As described in a previous post, the Financial Institutions Reform, Recovery, and Enforcement Act (“FIRREA”) requires that anyone with a claim against a failed bank must file a claim with the FDIC within 90 days of being notified (either by mail or by newspaper publication) of the FDIC’s administrative claims process. Claims that must go through the administrative process include claims for payment from the assets of failed banks, actions seeking a determination of rights with respect to the assets of failed banks, and claims relating to alleged acts or omissions of failed banks.

A party’s failure to utilize the administrative claims process divests a court of subject matter jurisdiction to even consider that claim. That is, a lawsuit by a creditor in such an instance cannot be adjudicated upon by any court. FIRREA deprives courts of jurisdiction over claims for payments from, or seeking a determination of rights with respect to, the assets of a failed bank in the absence of strict compliance with, and the exhaustion of, the statutorily mandated administrative claims process. See 12 U.S.C. § 1821(d)(13)(D). The policy underlying this strict rule is to allow the FDIC to efficiently deal with potential claims and to sell the assets of the failed bank in an orderly manner.

Federal and state courts routinely uphold FIRREA’s jurisdictional bar.

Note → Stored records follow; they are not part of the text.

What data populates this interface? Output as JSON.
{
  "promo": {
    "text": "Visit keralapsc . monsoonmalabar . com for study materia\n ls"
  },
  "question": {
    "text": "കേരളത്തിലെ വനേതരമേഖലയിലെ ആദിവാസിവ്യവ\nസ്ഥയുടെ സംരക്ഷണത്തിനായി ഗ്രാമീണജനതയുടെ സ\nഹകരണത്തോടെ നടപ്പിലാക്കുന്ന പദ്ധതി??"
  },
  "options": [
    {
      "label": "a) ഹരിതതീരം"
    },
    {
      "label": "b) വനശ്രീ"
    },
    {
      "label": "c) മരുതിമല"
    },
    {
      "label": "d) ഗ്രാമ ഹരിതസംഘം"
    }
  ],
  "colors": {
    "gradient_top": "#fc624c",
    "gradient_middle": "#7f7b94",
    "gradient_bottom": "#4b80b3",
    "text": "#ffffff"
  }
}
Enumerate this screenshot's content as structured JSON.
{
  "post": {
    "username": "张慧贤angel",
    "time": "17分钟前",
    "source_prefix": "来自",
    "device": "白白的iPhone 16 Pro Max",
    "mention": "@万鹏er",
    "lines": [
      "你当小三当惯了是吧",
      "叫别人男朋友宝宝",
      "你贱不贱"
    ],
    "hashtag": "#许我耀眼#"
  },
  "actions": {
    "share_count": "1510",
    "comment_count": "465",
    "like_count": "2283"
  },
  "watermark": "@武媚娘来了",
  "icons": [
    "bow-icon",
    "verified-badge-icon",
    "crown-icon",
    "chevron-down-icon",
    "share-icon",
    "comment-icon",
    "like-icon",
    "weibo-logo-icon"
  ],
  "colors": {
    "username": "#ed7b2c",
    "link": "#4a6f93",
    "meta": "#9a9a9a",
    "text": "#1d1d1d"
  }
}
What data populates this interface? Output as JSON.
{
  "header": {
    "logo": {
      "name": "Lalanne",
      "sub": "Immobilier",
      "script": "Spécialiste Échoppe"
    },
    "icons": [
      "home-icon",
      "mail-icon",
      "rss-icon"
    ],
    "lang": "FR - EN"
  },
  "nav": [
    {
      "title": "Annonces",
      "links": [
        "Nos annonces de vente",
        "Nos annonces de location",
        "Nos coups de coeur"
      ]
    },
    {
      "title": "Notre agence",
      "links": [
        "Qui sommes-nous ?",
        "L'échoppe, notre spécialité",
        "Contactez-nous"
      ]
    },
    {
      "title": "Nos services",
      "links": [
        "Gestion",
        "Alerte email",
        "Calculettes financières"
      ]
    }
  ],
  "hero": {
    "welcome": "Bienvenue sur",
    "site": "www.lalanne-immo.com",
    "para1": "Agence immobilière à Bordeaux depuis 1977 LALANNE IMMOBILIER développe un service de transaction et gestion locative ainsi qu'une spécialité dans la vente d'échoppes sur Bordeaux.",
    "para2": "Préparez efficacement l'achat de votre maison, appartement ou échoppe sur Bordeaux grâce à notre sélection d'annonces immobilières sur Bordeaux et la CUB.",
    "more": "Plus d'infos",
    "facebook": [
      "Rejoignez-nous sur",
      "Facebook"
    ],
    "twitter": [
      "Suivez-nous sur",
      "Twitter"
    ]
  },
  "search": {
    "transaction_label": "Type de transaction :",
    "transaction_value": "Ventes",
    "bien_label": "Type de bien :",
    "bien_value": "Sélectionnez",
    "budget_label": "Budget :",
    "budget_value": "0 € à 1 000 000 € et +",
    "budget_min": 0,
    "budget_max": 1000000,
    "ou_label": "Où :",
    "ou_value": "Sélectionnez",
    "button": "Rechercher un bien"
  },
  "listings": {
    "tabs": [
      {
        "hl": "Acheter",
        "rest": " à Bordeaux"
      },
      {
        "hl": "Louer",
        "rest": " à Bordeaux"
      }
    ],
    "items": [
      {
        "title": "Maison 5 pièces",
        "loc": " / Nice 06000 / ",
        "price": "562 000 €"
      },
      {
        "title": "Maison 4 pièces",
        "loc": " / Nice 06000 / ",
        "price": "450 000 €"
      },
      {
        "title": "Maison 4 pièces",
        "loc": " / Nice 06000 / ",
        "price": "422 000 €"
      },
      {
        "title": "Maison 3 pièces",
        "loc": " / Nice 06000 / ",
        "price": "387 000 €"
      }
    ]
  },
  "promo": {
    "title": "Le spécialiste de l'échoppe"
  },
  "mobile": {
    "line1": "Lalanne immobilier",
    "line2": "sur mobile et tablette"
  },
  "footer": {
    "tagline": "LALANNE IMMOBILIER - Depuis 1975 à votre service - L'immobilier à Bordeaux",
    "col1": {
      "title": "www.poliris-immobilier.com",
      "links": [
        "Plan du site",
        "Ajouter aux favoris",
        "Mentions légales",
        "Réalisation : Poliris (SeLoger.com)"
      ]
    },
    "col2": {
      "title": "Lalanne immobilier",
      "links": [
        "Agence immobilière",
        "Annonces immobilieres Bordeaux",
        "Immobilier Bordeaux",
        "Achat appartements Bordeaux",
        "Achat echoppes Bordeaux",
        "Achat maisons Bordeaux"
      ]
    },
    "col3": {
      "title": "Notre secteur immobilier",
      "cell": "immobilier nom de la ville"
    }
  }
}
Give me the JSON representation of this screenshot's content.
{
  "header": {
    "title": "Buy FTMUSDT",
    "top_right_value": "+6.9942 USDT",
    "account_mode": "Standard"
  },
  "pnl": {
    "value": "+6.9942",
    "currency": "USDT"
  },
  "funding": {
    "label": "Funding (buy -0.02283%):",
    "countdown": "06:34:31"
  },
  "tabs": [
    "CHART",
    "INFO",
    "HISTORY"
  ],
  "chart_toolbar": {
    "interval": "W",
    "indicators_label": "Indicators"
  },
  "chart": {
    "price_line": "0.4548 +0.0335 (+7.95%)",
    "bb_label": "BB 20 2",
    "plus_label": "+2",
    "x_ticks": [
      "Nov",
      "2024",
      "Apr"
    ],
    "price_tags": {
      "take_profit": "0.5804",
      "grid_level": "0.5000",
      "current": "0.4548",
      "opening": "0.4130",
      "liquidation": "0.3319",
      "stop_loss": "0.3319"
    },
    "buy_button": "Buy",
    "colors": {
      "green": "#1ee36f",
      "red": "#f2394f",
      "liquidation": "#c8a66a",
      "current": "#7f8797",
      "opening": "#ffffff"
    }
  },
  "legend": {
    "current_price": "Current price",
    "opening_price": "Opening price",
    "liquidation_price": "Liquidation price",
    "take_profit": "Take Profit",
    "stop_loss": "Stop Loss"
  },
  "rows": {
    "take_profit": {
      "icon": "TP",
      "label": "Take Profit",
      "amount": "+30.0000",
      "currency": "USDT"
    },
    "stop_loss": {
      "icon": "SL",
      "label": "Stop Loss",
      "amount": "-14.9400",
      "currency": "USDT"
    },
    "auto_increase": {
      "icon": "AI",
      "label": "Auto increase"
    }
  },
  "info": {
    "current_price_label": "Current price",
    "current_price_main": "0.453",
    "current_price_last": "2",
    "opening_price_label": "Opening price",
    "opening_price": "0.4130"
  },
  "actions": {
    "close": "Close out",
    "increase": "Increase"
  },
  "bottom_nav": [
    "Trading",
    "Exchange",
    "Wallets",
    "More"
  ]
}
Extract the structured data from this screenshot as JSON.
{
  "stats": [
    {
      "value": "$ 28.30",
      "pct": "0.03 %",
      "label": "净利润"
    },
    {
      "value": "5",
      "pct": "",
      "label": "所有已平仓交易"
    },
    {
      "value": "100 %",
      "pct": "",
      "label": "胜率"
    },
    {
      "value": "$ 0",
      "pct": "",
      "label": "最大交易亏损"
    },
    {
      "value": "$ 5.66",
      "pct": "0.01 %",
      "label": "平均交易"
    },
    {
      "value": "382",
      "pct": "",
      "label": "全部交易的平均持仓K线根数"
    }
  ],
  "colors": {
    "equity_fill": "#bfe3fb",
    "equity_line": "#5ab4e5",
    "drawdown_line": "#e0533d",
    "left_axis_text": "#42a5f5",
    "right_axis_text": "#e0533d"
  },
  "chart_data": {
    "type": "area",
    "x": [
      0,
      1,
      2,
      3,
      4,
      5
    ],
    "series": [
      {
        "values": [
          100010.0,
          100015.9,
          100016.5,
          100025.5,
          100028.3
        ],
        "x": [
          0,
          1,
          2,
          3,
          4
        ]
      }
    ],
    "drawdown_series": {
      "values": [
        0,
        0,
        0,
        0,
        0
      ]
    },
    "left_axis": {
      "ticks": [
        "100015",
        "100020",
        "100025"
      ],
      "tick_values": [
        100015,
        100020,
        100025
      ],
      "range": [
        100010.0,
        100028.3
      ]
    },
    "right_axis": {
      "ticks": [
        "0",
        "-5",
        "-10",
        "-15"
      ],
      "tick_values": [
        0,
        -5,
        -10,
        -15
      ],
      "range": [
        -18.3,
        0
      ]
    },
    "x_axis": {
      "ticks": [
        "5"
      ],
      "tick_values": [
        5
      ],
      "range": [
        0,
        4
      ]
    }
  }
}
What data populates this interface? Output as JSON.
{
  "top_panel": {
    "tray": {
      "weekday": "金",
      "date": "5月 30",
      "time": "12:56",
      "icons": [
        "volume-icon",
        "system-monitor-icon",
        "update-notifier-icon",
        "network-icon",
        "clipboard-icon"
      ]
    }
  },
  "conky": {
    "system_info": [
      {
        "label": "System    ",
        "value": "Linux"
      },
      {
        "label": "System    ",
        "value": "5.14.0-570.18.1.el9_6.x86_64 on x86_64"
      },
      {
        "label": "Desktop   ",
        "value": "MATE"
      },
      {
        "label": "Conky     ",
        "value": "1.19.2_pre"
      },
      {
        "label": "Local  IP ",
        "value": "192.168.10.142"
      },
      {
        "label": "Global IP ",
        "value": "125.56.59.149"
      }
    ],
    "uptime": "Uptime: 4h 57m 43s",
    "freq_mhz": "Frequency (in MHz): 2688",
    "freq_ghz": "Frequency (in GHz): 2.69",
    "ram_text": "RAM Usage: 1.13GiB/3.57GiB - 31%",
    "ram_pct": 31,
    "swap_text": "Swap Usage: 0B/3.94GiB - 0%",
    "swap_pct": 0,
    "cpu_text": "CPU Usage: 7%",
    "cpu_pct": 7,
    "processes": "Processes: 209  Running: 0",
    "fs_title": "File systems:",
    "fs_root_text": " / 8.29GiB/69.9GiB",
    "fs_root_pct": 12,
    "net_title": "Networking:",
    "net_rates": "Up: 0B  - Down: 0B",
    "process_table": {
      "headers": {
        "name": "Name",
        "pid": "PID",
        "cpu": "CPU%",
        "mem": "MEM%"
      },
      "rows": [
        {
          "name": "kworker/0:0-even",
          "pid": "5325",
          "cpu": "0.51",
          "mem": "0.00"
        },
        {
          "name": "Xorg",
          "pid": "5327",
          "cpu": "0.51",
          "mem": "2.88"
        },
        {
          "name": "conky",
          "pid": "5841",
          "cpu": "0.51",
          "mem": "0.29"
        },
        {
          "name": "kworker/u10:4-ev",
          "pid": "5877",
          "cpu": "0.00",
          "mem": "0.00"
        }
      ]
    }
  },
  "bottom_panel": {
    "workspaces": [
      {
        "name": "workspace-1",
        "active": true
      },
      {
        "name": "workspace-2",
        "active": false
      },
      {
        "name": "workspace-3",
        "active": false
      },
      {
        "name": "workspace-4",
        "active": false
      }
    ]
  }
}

The Eleventh Circuit Court of Appeals recently affirmed in the Interface Kanner, LLC v. JP Morgan Chase Bank case that claimants must exhaust their administrative remedies against the FDIC before filing a claim in court against the assets of a failed bank. Florida’s Third District Court of Appeals in the FDIC v. Fleet Credit Corp. case similarly explained that the federal statutory framework of FIRREA provides the “exclusive remedy” for claims against assets of a failed bank.